An introduction to Strength
Building strength is not necessarily the same thing as building massive muscles. You can be strong without bulging biceps and still feel the benefits of having power and stability. Being strong allows us to live our lives easily as when we need to lift, carry or just move efficiently and easily. We can improve our strength in different ways, by increasing our lean muscle tissue and also building our core stability.
Building muscle tissue is a wise idea for everyone, as it’s a fact of life that as we get older we lose muscle mass. The decline is estimated to start at 30 and by the age of 50 the average person loses 1 - 2% of their total muscle mass every year. This affects sports performance, leading to a decline in performance, and also daily problems, such as trouble carrying heavy bags.
Even if you don’t mind getting a little weaker, you may mind getting much fatter as it’s a fact that as muscle wastes away so body fat increases. This is partly because muscle burns calories even while you’re resting and fat doesn’t. Increases in body fat also mean increases in susceptibility to conditions like heart disease and diabetes. So building muscle can also mean dropping your fat levels.

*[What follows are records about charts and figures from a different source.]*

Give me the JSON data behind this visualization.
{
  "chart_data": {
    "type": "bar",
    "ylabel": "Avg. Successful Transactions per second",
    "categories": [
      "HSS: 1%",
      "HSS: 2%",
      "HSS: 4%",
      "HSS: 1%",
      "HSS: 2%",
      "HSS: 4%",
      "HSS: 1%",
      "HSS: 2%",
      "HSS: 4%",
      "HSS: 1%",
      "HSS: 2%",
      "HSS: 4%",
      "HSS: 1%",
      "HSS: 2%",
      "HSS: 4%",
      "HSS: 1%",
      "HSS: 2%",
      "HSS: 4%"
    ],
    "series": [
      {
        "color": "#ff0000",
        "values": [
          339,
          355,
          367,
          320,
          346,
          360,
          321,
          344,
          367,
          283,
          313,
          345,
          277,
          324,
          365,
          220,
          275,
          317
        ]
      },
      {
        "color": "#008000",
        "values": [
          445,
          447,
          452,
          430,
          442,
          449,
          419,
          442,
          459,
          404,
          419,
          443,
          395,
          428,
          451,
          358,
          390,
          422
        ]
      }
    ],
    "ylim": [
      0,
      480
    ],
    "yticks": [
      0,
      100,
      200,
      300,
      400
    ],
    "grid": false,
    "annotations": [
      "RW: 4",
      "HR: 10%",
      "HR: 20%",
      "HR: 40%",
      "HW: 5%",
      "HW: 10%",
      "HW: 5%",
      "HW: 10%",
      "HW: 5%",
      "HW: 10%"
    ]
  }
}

Strength can increase the quality of performance in sport because we need power to sprint, lift weight and also in strength we find endurance as we are more able to push ourselves using the energy stores within our muscles. Our hearts also benefit as when your muscles are strong they can perform better with less oxygen, meaning the heart doesn't have to pump hard when you are active. You’ll also find your blood pressure is lower.
Increasing your core strength will increase your core stability. Your ‘core’ is the band of muscles which surround the middle of your body like a corset. They include stomach muscles and muscles in your back. They support and ‘hold up’ the centre of your body, including your spine.
This can have great health benefits as when these muscles are strong, posture is improved as your muscles, as well as your bones, are supporting and carrying your body. More muscle power means you put less strain on joints and connective tissue when lifting or exerting. Pilates is a particularly good way to build this strength and is helpful for anyone who’s injured or unable to lift weight or exercise because of injury or chronic problems. Building strength in this area can also help balance and control meaning you are less likely to be injured during exercise.
So whether you want to excel at your chosen sport or make the most out of your everyday life, building strength will certainly help.